State v. StutelbergAnnotate this Case
328 N.W.2d 735 (1983)
STATE of Minnesota, Respondent, v. Mark Alan STUTELBERG, Appellant.
Supreme Court of Minnesota.
January 21, 1983.
Thomson, Hawkins & Engh and Paul C. Engh, St. Paul, for appellant.
Hubert H. Humphrey III, Atty. Gen., St. Paul, Thomas L. Johnson, County Atty., Vernon E. Bergstrom, Chief, Appellate Section, Richard Osborne, J. Michael Richardson, Asst. County Attys., and Beverly J. Wolfe, Minneapolis, for respondent.
Considered and decided by the court en banc without oral argument.
AMDAHL, Chief Justice.
Defendant was charged by indictment with murder in the second degree, Minn. *736 Stat. § 609.19 (1980), and was found guilty by a district court jury of the lesser included offense of third-degree murder, Minn. Stat. § 609.195 (1980) (felony murder). The trial court sentenced defendant to 176 months in prison, which is the presumptive term for this offense (severity level IX) by a person with defendant's criminal history score (four). On this appeal from judgment of conviction, defendant seeks an outright reversal or a reduction to first-degree manslaughter on the ground that the evidence of his guilt of third-degree murder was legally insufficient. Alternatively, he seeks a new trial on the ground that he was prejudiced by the trial court's erroneous admission of certain evidence and by the prosecutor's failure to make full disclosure. We affirm.
The state's evidence sufficiently established that defendant fired a shot that killed the victim, as defendant and an accomplice, who testified against him at trial, were committing a robbery of a cocaine dealer. The defendant therefore was properly found guilty of violating Minn.Stat. § 609.195 (1980).

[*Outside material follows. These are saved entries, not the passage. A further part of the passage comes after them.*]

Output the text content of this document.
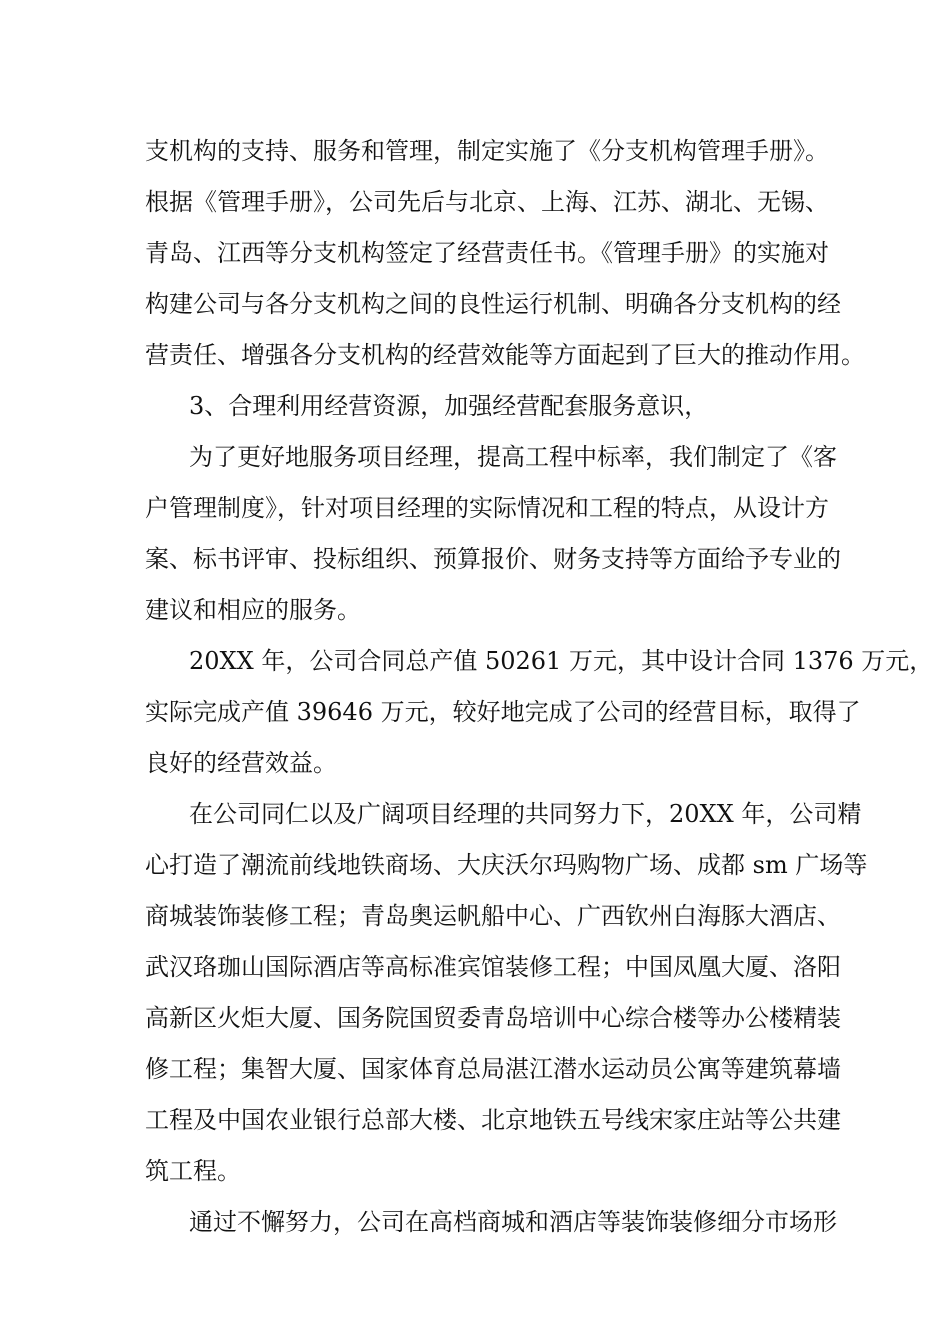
支机构的支持、服务和管理，制定实施了《分支机构管理手册》。
根据《管理手册》，公司先后与北京、上海、江苏、湖北、无锡、
青岛、江西等分支机构签定了经营责任书。《管理手册》的实施对
构建公司与各分支机构之间的良性运行机制、明确各分支机构的经
营责任、增强各分支机构的经营效能等方面起到了巨大的推动作用。
3、合理利用经营资源，加强经营配套服务意识，
为了更好地服务项目经理，提高工程中标率，我们制定了《客
户管理制度》，针对项目经理的实际情况和工程的特点，从设计方
案、标书评审、投标组织、预算报价、财务支持等方面给予专业的
建议和相应的服务。
20XX 年，公司合同总产值 50261 万元，其中设计合同 1376 万元，
实际完成产值 39646 万元，较好地完成了公司的经营目标，取得了
良好的经营效益。
在公司同仁以及广阔项目经理的共同努力下，20XX 年，公司精
心打造了潮流前线地铁商场、大庆沃尔玛购物广场、成都 sm 广场等
商城装饰装修工程；青岛奥运帆船中心、广西钦州白海豚大酒店、
武汉珞珈山国际酒店等高标准宾馆装修工程；中国凤凰大厦、洛阳
高新区火炬大厦、国务院国贸委青岛培训中心综合楼等办公楼精装
修工程；集智大厦、国家体育总局湛江潜水运动员公寓等建筑幕墙
工程及中国农业银行总部大楼、北京地铁五号线宋家庄站等公共建
筑工程。
通过不懈努力，公司在高档商城和酒店等装饰装修细分市场形
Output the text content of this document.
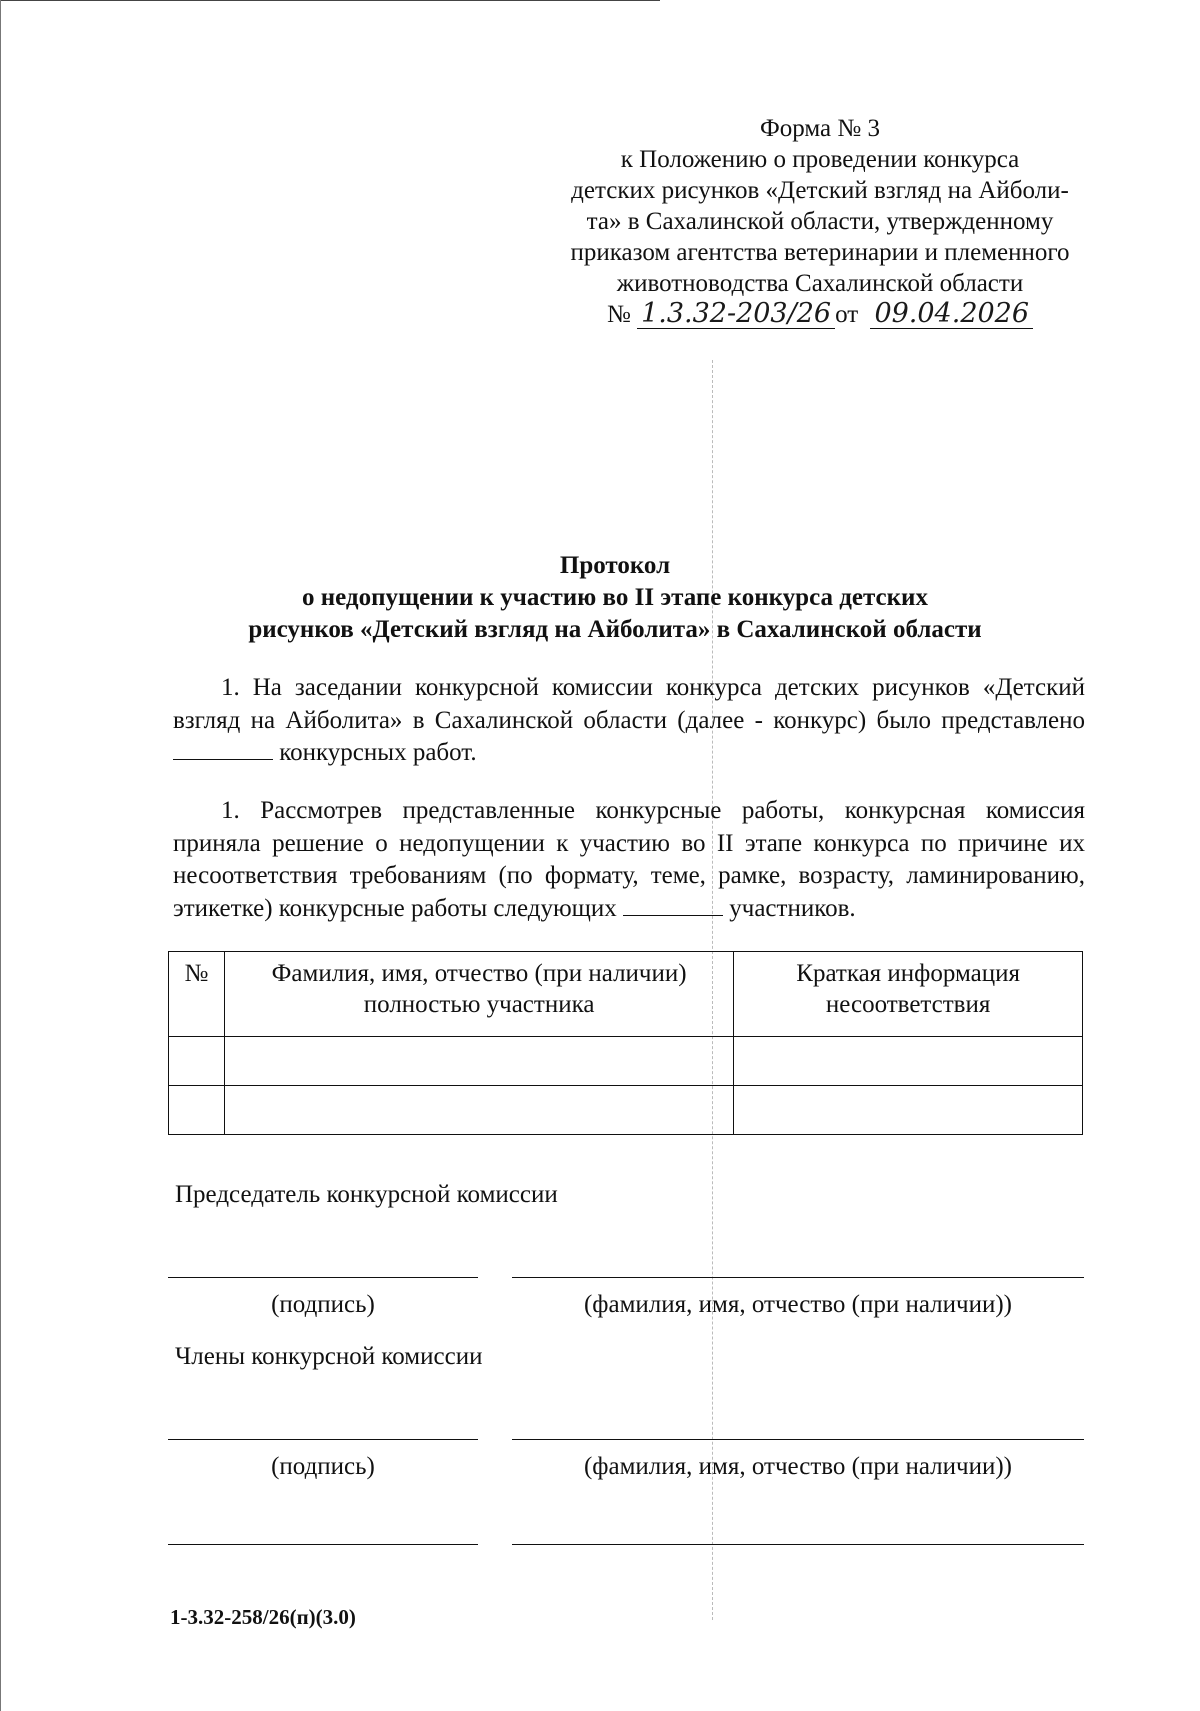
Форма № 3
к Положению о проведении конкурса
детских рисунков «Детский взгляд на Айболи-
та» в Сахалинской области, утвержденному
приказом агентства ветеринарии и племенного
животноводства Сахалинской области
№ 1.3.32-203/26 от 09.04.2026
Протокол
о недопущении к участию во II этапе конкурса детских
рисунков «Детский взгляд на Айболита» в Сахалинской области
1. На заседании конкурсной комиссии конкурса детских рисунков «Детский взгляд на Айболита» в Сахалинской области (далее - конкурс) было представлено  конкурсных работ.
1. Рассмотрев представленные конкурсные работы, конкурсная комиссия приняла решение о недопущении к участию во II этапе конкурса по причине их несоответствия требованиям (по формату, теме, рамке, возрасту, ламинированию, этикетке) конкурсные работы следующих	участников.
№	Фамилия, имя, отчество (при наличии) полностью участника	Краткая информация несоответствия

Председатель конкурсной комиссии
(подпись)	(фамилия, имя, отчество (при наличии))
Члены конкурсной комиссии
(подпись)	(фамилия, имя, отчество (при наличии))
1-3.32-258/26(п)(3.0)
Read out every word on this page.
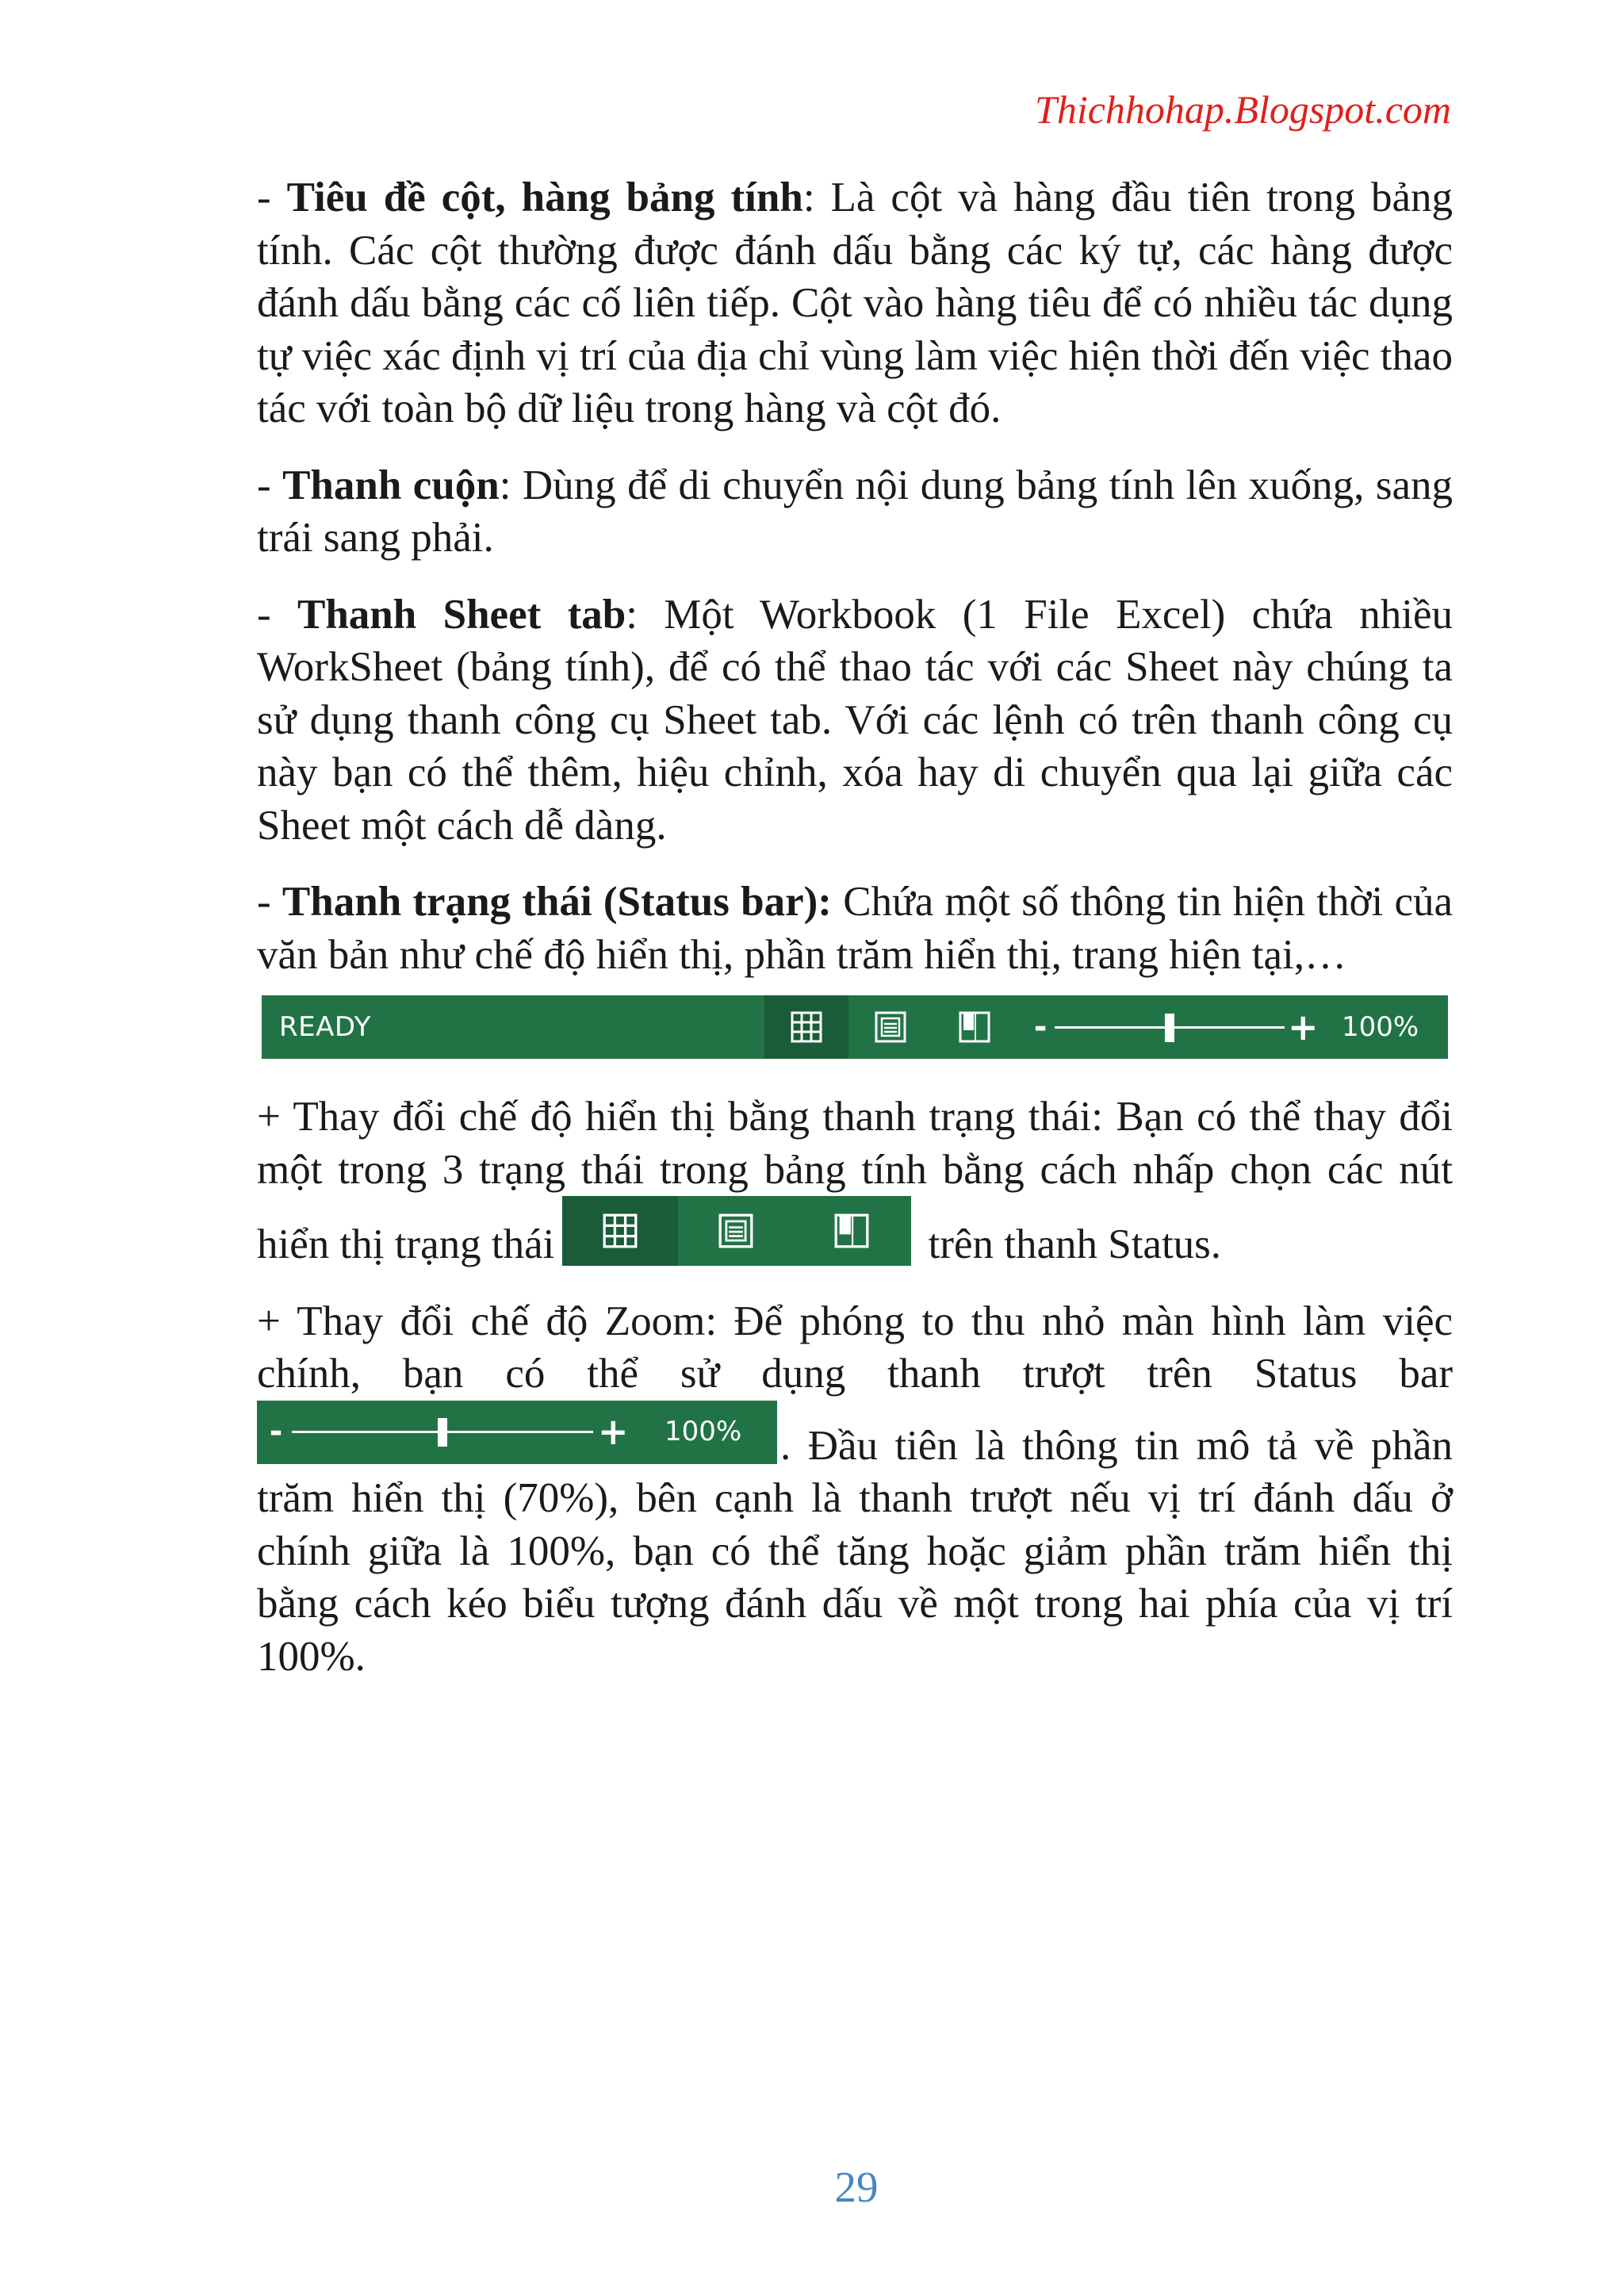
Thichhohap.Blogspot.com

- Tiêu đề cột, hàng bảng tính: Là cột và hàng đầu tiên trong bảng tính. Các cột thường được đánh dấu bằng các ký tự, các hàng được đánh dấu bằng các cố liên tiếp. Cột vào hàng tiêu để có nhiều tác dụng tự việc xác định vị trí của địa chỉ vùng làm việc hiện thời đến việc thao tác với toàn bộ dữ liệu trong hàng và cột đó.

- Thanh cuộn: Dùng để di chuyển nội dung bảng tính lên xuống, sang trái sang phải.

- Thanh Sheet tab: Một Workbook (1 File Excel) chứa nhiều WorkSheet (bảng tính), để có thể thao tác với các Sheet này chúng ta sử dụng thanh công cụ Sheet tab. Với các lệnh có trên thanh công cụ này bạn có thể thêm, hiệu chỉnh, xóa hay di chuyển qua lại giữa các Sheet một cách dễ dàng.

- Thanh trạng thái (Status bar): Chứa một số thông tin hiện thời của văn bản như chế độ hiển thị, phần trăm hiển thị, trang hiện tại,…

READY	-	+ 100%

+ Thay đổi chế độ hiển thị bằng thanh trạng thái: Bạn có thể thay đổi một trong 3 trạng thái trong bảng tính bằng cách nhấp chọn các nút hiển thị trạng thái	trên thanh Status.

+ Thay đổi chế độ Zoom: Để phóng to thu nhỏ màn hình làm việc chính, bạn có thể sử dụng thanh trượt trên Status bar
-	+ 100% . Đầu tiên là thông tin mô tả về phần trăm hiển thị (70%), bên cạnh là thanh trượt nếu vị trí đánh dấu ở chính giữa là 100%, bạn có thể tăng hoặc giảm phần trăm hiển thị bằng cách kéo biểu tượng đánh dấu về một trong hai phía của vị trí 100%.

29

Defendant's first claim of prejudicial error concerns the trial court's admission of evidence that a syringe was found in the glove compartment of the car which defendant was driving when he was arrested, and evidence that the defendant had stolen the car. Defense counsel did not object to the evidence that the car was stolen and therefore defendant is deemed to have forfeited his right to have this issue considered on appeal. Defense counsel did object to the admission of the evidence that a syringe was found in defendant's constructive possession but did not object to other evidence concerning defendant's actual use of a syringe to inject himself with cocaine both before and after the robbery and shooting. We therefore need not address the issue of the admission of the syringe because, given the other evidence, its admission could not have been prejudicial.
Defendant's final contention is that he was prejudiced by the prosecutor's failure to provide defense counsel with a copy of a statement a defense witness made to police after the prosecution learned that the defense would be calling that witness. We do not approve of the prosecutor's failure to disclose this statement before trial. See State v. Schwantes, 314 N.W.2d 243 (Minn. 1982). However, defense counsel did not move to bar the prosecutor's use of the statement during cross-examination, and on redirect examination defense counsel established that the statement was not significantly inconsistent with the witness' trial testimony for the defense. Accordingly, defendant is not entitled to a new trial on this ground.